MEDYATİK OLMAK VEYA OLMAMAK... İŞTE BÜTÜN MESELE BU...
İktisat biliminde, pazarlamanın tanımı yapılırken;" Her türlü mal ve hizmetlerin satışı için, gerekli çabalar bütünü " diye bir tanım yapılır.
Henüz, pazarlamanın önemi idrak edilmeden ve pazarlamanın bu denli etkin bir araç olduğunu bilmeyen ticari kesimler, bu yüzden ekonomide kısır döngüler yaşardı haliyle...
Zamanla, pazarlama; ekonominin olmazsa olmazı durumuna geldi sonraları...
Artık, insanlar, bir malı, bir hizmeti satmaya çalıştıklarında, pazarlama tekniklerinin akıl almaz cazibelerinden faydalanıyorlar şimdilerde...
Ekonomi bilimi de, sürekli olarak bir etkileşim ve bir stratejik olgular içerisinde değişip, gelişiyor haliyle...
Derken siyaset de bundan nasibini aldı.
Siyasete soyunan kimseler, pazarlamanın o ince tekniklerinden yararlanır ve faydalanır oldu zamanla...
Büyük reklam bütçeleri, büyük reklam kampanyaları, artık siyaset içinde de geçerli oldu günümüzde...
Bilirsiniz, büyük şirketlerin akıl hocaları vardır hani; Ceo’ su..
Şirketin karını, yatırımlarını, maksimum seviyeye çıkarmak için bu, ceo’ lardan faydalanılır.
Hep bunlar yön verir şirketin gidişatına.
Siyasette de böyle; akıl hocaları, partinin stratejisiyle yakından ilgilenen, bu alanda kendini yetiştirmiş, bu işi bilen kişilerdir çoğu kez...
Siyasetçinin icraatlarından çok, kürsüdeki hitabeti, giyimi, kuşamı, medyatik oluşu, bize çoğu kez, o siyasetçinin başarılı olduğu izlenimi verir.
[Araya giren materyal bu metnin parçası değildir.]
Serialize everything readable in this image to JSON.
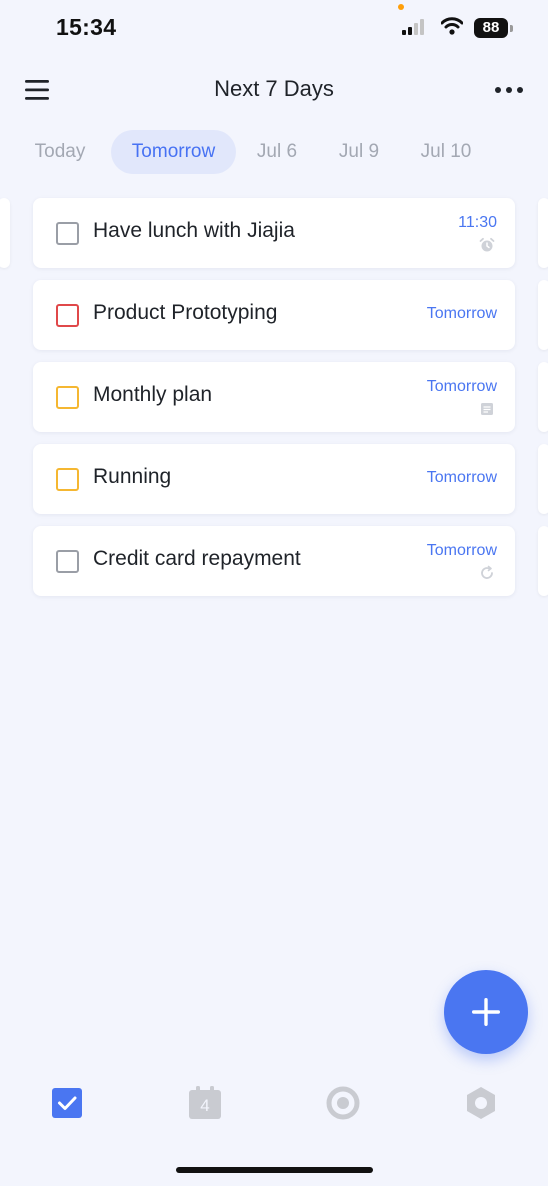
{
  "status_bar": {
    "time": "15:34",
    "battery": "88"
  },
  "header": {
    "title": "Next 7 Days"
  },
  "tabs": [
    {
      "label": "Today",
      "active": false
    },
    {
      "label": "Tomorrow",
      "active": true
    },
    {
      "label": "Jul 6",
      "active": false
    },
    {
      "label": "Jul 9",
      "active": false
    },
    {
      "label": "Jul 10",
      "active": false
    }
  ],
  "tasks": [
    {
      "name": "Have lunch with Jiajia",
      "date": "11:30",
      "priority_color": "#9a9ea6",
      "indicator": "alarm-icon"
    },
    {
      "name": "Product Prototyping",
      "date": "Tomorrow",
      "priority_color": "#e0484a",
      "indicator": ""
    },
    {
      "name": "Monthly plan",
      "date": "Tomorrow",
      "priority_color": "#f5b731",
      "indicator": "note-icon"
    },
    {
      "name": "Running",
      "date": "Tomorrow",
      "priority_color": "#f5b731",
      "indicator": ""
    },
    {
      "name": "Credit card repayment",
      "date": "Tomorrow",
      "priority_color": "#9a9ea6",
      "indicator": "repeat-icon"
    }
  ],
  "bottom_nav": [
    {
      "icon": "task-check-icon",
      "active": true
    },
    {
      "icon": "calendar-icon",
      "label": "4",
      "active": false
    },
    {
      "icon": "focus-icon",
      "active": false
    },
    {
      "icon": "settings-icon",
      "active": false
    }
  ],
  "colors": {
    "accent": "#4a76f1",
    "background": "#f3f5fd"
  }
}
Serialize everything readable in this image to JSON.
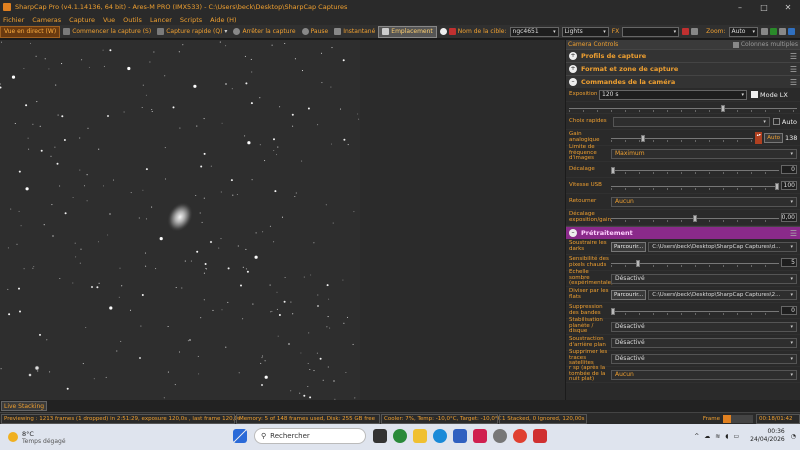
{
  "window": {
    "title": "SharpCap Pro (v4.1.14136, 64 bit) - Ares-M PRO (IMX533) - C:\\Users\\beck\\Desktop\\SharpCap Captures"
  },
  "menu": [
    "Fichier",
    "Cameras",
    "Capture",
    "Vue",
    "Outils",
    "Lancer",
    "Scripts",
    "Aide (H)"
  ],
  "toolbar": {
    "live_view": "Vue en direct (W)",
    "start_capture": "Commencer la capture (S)",
    "quick_capture": "Capture rapide (Q)",
    "stop_capture": "Arrêter la capture",
    "pause": "Pause",
    "snapshot": "Instantané",
    "placement": "Emplacement",
    "target_label": "Nom de la cible:",
    "target_value": "ngc4651",
    "frame_type": "Lights",
    "fx_label": "FX",
    "zoom_label": "Zoom:",
    "zoom_value": "Auto"
  },
  "panel": {
    "header": "Camera Controls",
    "multi_columns": "Colonnes multiples",
    "sections": {
      "capture_profiles": "Profils de capture",
      "format": "Format et zone de capture",
      "camera_controls": "Commandes de la caméra",
      "preprocessing": "Prétraitement"
    },
    "exposure": {
      "label": "Exposition",
      "value": "120 s",
      "lx_mode": "Mode LX",
      "position": 0.68
    },
    "quick_choices": {
      "label": "Choix rapides",
      "auto": "Auto"
    },
    "analog_gain": {
      "label": "Gain analogique",
      "auto": "Auto",
      "value": "138",
      "position": 0.22
    },
    "frame_rate": {
      "label": "Limite de fréquence d'images",
      "value": "Maximum"
    },
    "offset": {
      "label": "Décalage",
      "value": "0",
      "position": 0.0
    },
    "usb_speed": {
      "label": "Vitesse USB",
      "value": "100",
      "position": 1.0
    },
    "flip": {
      "label": "Retourner",
      "value": "Aucun"
    },
    "exposure_gain_offset": {
      "label": "Décalage exposition/gain",
      "value": "0,00",
      "position": 0.5
    },
    "subtract_darks": {
      "label": "Soustraire les darks",
      "browse": "Parcourir...",
      "path": "C:\\Users\\beck\\Desktop\\SharpCap Captures\\d..."
    },
    "hot_pixel": {
      "label": "Sensibilité des pixels chauds",
      "value": "5",
      "position": 0.15
    },
    "dark_scale": {
      "label": "Echelle sombre (expérimentale)",
      "value": "Désactivé"
    },
    "divide_flats": {
      "label": "Diviser par les flats",
      "browse": "Parcourir...",
      "path": "C:\\Users\\beck\\Desktop\\SharpCap Captures\\2..."
    },
    "banding": {
      "label": "Suppression des bandes",
      "value": "0",
      "position": 0.0
    },
    "stabilization": {
      "label": "Stabilisation planète / disque",
      "value": "Désactivé"
    },
    "background_sub": {
      "label": "Soustraction d'arrière plan",
      "value": "Désactivé"
    },
    "satellite_trails": {
      "label": "Supprimer les traces satellites",
      "value": "Désactivé"
    },
    "last": {
      "label": "r sp (après la tombée de la nuit plat)",
      "value": "Aucun"
    }
  },
  "live_stacking": "Live Stacking",
  "status": {
    "previewing": "Previewing : 1213 frames (1 dropped) in 2:51:29, exposure 120,0s , last frame 120,0s",
    "memory": "Memory: 5 of 148 frames used, Disk: 255 GB free",
    "cooler": "Cooler: 7%, Temp: -10,0°C, Target: -10,0°C",
    "stacked": "1 Stacked, 0 Ignored, 120,00s",
    "frame_label": "Frame",
    "elapsed": "00:18/01:42"
  },
  "taskbar": {
    "temp": "8°C",
    "weather": "Temps dégagé",
    "search": "Rechercher",
    "time": "00:36",
    "date": "24/04/2026"
  },
  "colors": {
    "accent": "#f0a030",
    "preprocessing": "#8a2a8a"
  }
}
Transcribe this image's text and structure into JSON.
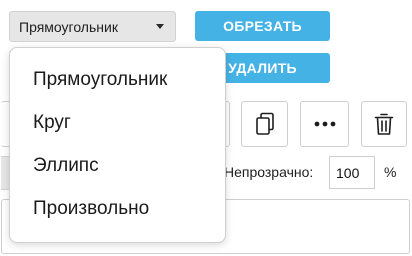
{
  "shape_select": {
    "value": "Прямоугольник",
    "icon": "chevron-down-icon"
  },
  "actions": {
    "crop_label": "ОБРЕЗАТЬ",
    "delete_label": "УДАЛИТЬ"
  },
  "toolbar": {
    "icons": [
      "flip-icon",
      "copy-icon",
      "more-icon",
      "trash-icon"
    ]
  },
  "opacity": {
    "label": "Непрозрачно:",
    "value": "100",
    "unit": "%"
  },
  "dropdown": {
    "items": [
      "Прямоугольник",
      "Круг",
      "Эллипс",
      "Произвольно"
    ]
  },
  "colors": {
    "accent": "#45b2e5",
    "select_bg": "#e6e6e6",
    "border": "#cfcfcf"
  }
}
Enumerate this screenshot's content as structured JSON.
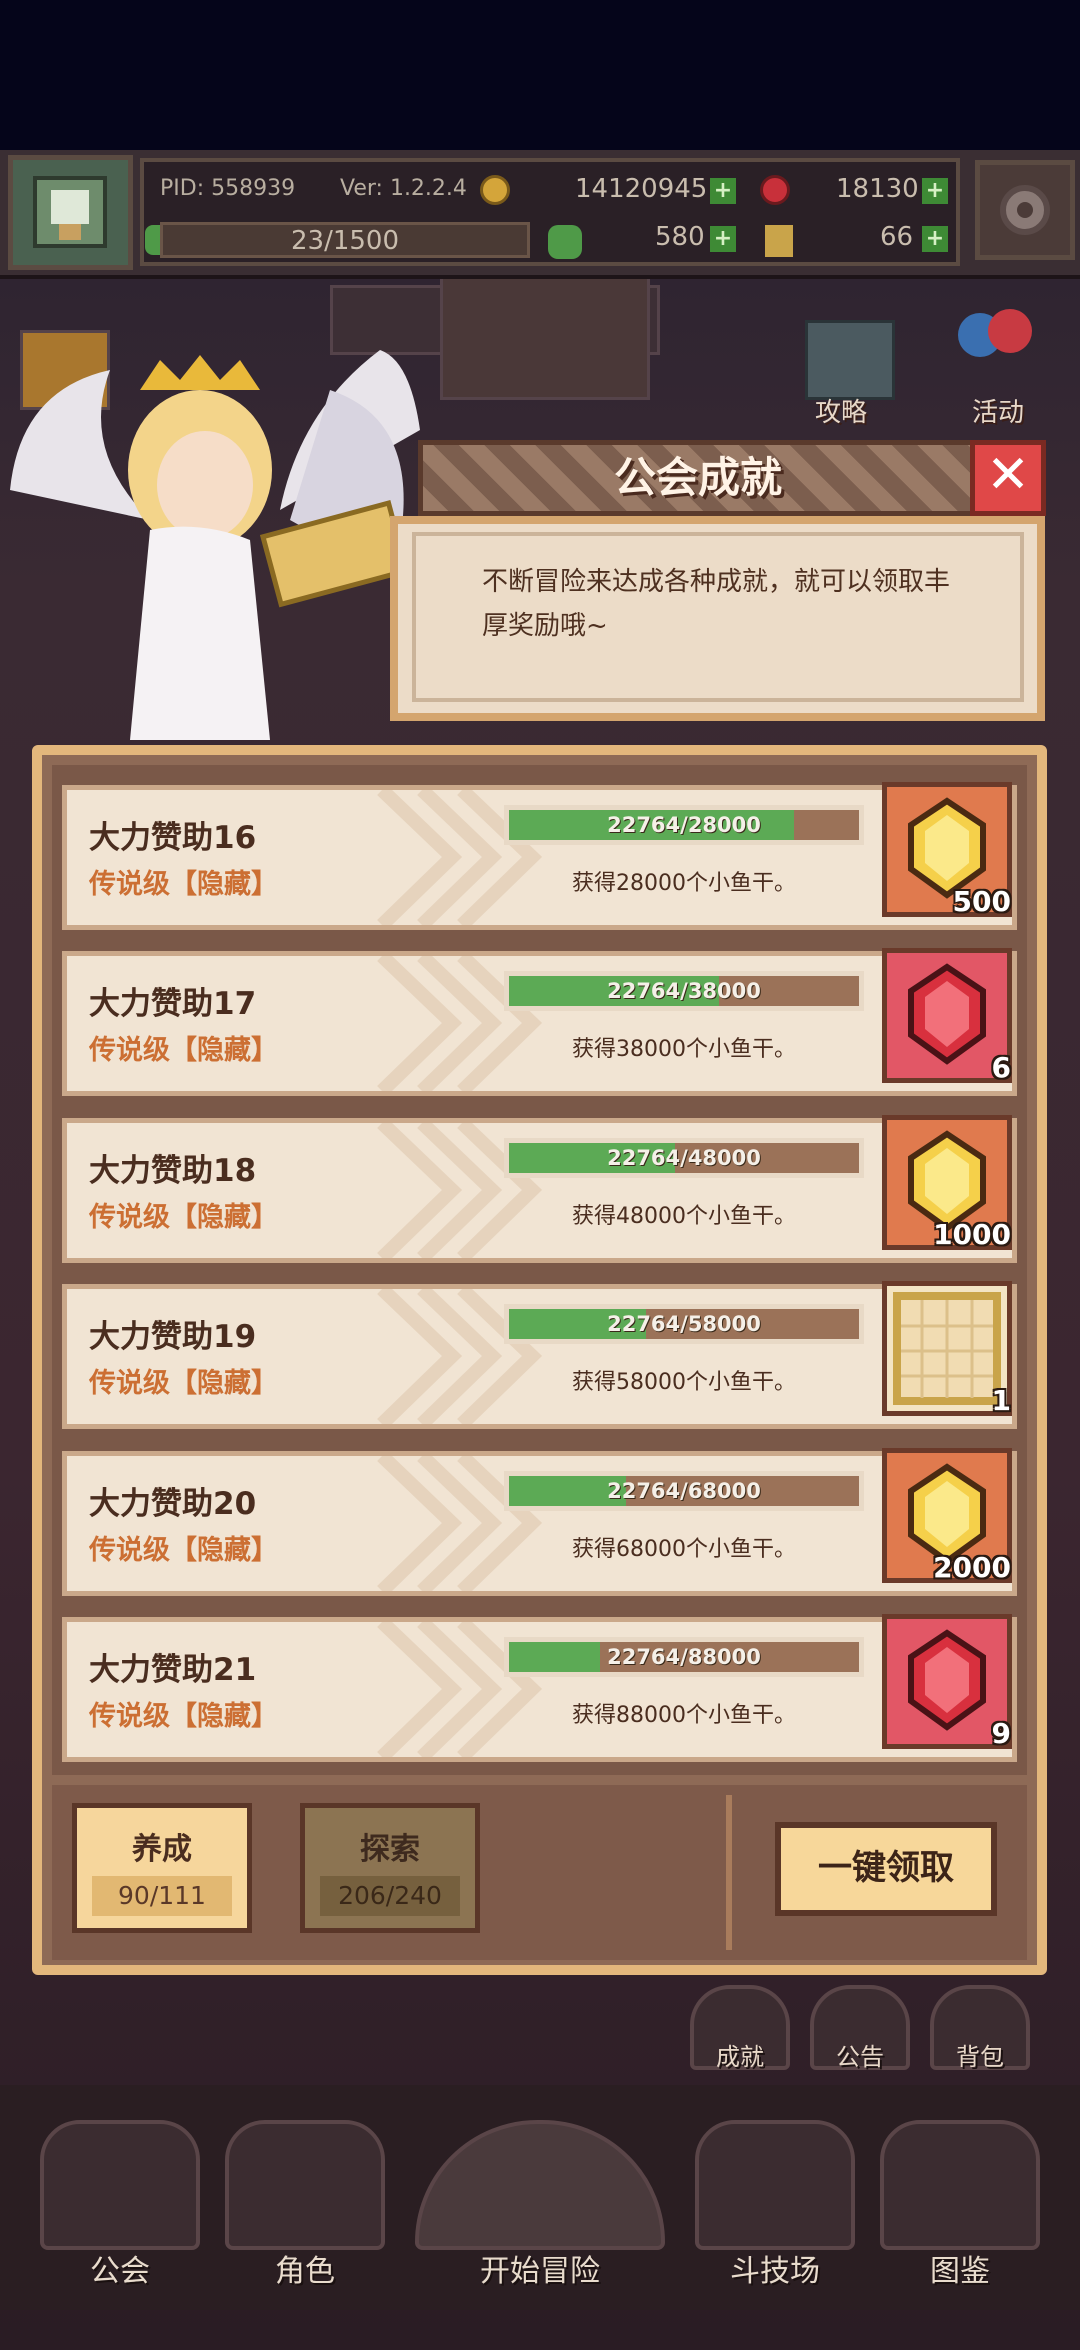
{
  "topbar": {
    "pid": "PID: 558939",
    "version": "Ver: 1.2.2.4",
    "gold": "14120945",
    "gems": "18130",
    "xp": "23/1500",
    "clover": "580",
    "key": "66"
  },
  "side_buttons": {
    "strategy": "攻略",
    "events": "活动"
  },
  "dialog": {
    "title": "公会成就",
    "close_symbol": "✕",
    "description": "不断冒险来达成各种成就，就可以领取丰厚奖励哦~"
  },
  "achievements": [
    {
      "name": "大力赞助16",
      "tier": "传说级【隐藏】",
      "progress_text": "22764/28000",
      "progress": 0.813,
      "reward_text": "获得28000个小鱼干。",
      "reward_icon": "gold-crystal-icon",
      "reward_count": "500"
    },
    {
      "name": "大力赞助17",
      "tier": "传说级【隐藏】",
      "progress_text": "22764/38000",
      "progress": 0.599,
      "reward_text": "获得38000个小鱼干。",
      "reward_icon": "red-gem-icon",
      "reward_count": "6"
    },
    {
      "name": "大力赞助18",
      "tier": "传说级【隐藏】",
      "progress_text": "22764/48000",
      "progress": 0.474,
      "reward_text": "获得48000个小鱼干。",
      "reward_icon": "gold-crystal-icon",
      "reward_count": "1000"
    },
    {
      "name": "大力赞助19",
      "tier": "传说级【隐藏】",
      "progress_text": "22764/58000",
      "progress": 0.392,
      "reward_text": "获得58000个小鱼干。",
      "reward_icon": "floor-tile-icon",
      "reward_count": "1"
    },
    {
      "name": "大力赞助20",
      "tier": "传说级【隐藏】",
      "progress_text": "22764/68000",
      "progress": 0.335,
      "reward_text": "获得68000个小鱼干。",
      "reward_icon": "gold-crystal-icon",
      "reward_count": "2000"
    },
    {
      "name": "大力赞助21",
      "tier": "传说级【隐藏】",
      "progress_text": "22764/88000",
      "progress": 0.259,
      "reward_text": "获得88000个小鱼干。",
      "reward_icon": "red-gem-icon",
      "reward_count": "9"
    }
  ],
  "tabs": [
    {
      "label": "养成",
      "count": "90/111"
    },
    {
      "label": "探索",
      "count": "206/240"
    }
  ],
  "claim_all": "一键领取",
  "mini_buttons": {
    "achievements": "成就",
    "notice": "公告",
    "bag": "背包"
  },
  "nav": [
    "公会",
    "角色",
    "开始冒险",
    "斗技场",
    "图鉴"
  ],
  "colors": {
    "progress_fill": "#5caa55",
    "tier_text": "#cc6f33",
    "close_red": "#e04848",
    "accent_gold": "#e3b77c"
  }
}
Her gün radyolarda, televizyonlarda, olur olmaz, görüntüleri, bir çekirdek kabuğunun içini dolduramayacak demeçler, boy boy resimleri ile medyada yer tutan siyasetçiler, sanatçılar, bürokratlar gibi; medyatik isimler, bazen, bizde, sanki çok başarılıymışlar gibi gösterilip, yanlış algılalara sebep olurlar çoğu kez...
Aslında gerçekte bu böyle değildir.
Bir sanatçıyı ele alalım; albümü bi kaç yüzbinlerde ama bakıyorsun her yerde görüntüleri, onunla ilgili demeçler var tv kanallarında... Bu, bizde, sanki albümleri milyonlar satmış gibi bir his uyandırıyor doğal olarak...
Asıl mesleği, asıl icraatlarıyla kendisiden beklediğimiz başarılardan eser yok.
Bir politikacıyı, bir siyasetçiyi ele alalım.
Siyasetçinin görevi ve kendisinden beklenen şey; halka hizmettir.
Ama bakıyorsunuz bu siyasetçi giyimiyle, konuşmasıyla, sporculuğuyla gündeme geliyor çoğu kez...
Hangi temel atma töreni varsa orada, Hangi açılış varsa orada, hangi düğün, sünnet varsa orada...
Haliyle medyanın odak noktası oluyor bu tip insanlar.
Siyasetçinin asıl gündeme gelmesi gereken konu, vatandaşına yapması gereken icraatlarıdır. Yoksa, Açılışlar, düğün törenleri değildir.
Açılışlarla, düğün törenlerinde boy göstermek le bu memlekete hizmet edilmez.
Asıl bu memlekete hizmet; yol yapmak, fabrika açmak, üniversite kurmaktır.
Farkında mısınız? bilmem amma; son zamanlarda bazı kurum ve daire amirlerimiz de bu millete şirin görünme yarışına katıldı nedense...
Belli ki, onlarda; medyanın, ve pazarlamanın o, müthiş nimetlerinden faydalanmak istiyorlar.
Ve başarıyorlar da...
Hangi gazeteye, hangi düğüne, hangi açılışa bakıyorsanız bakın; oradalar...
Ama sessiz sedasız işini yürüten başarılı ve çalışkan idareci ve yöneticilerimizin bir tek kareleri yok bu alanda nedense...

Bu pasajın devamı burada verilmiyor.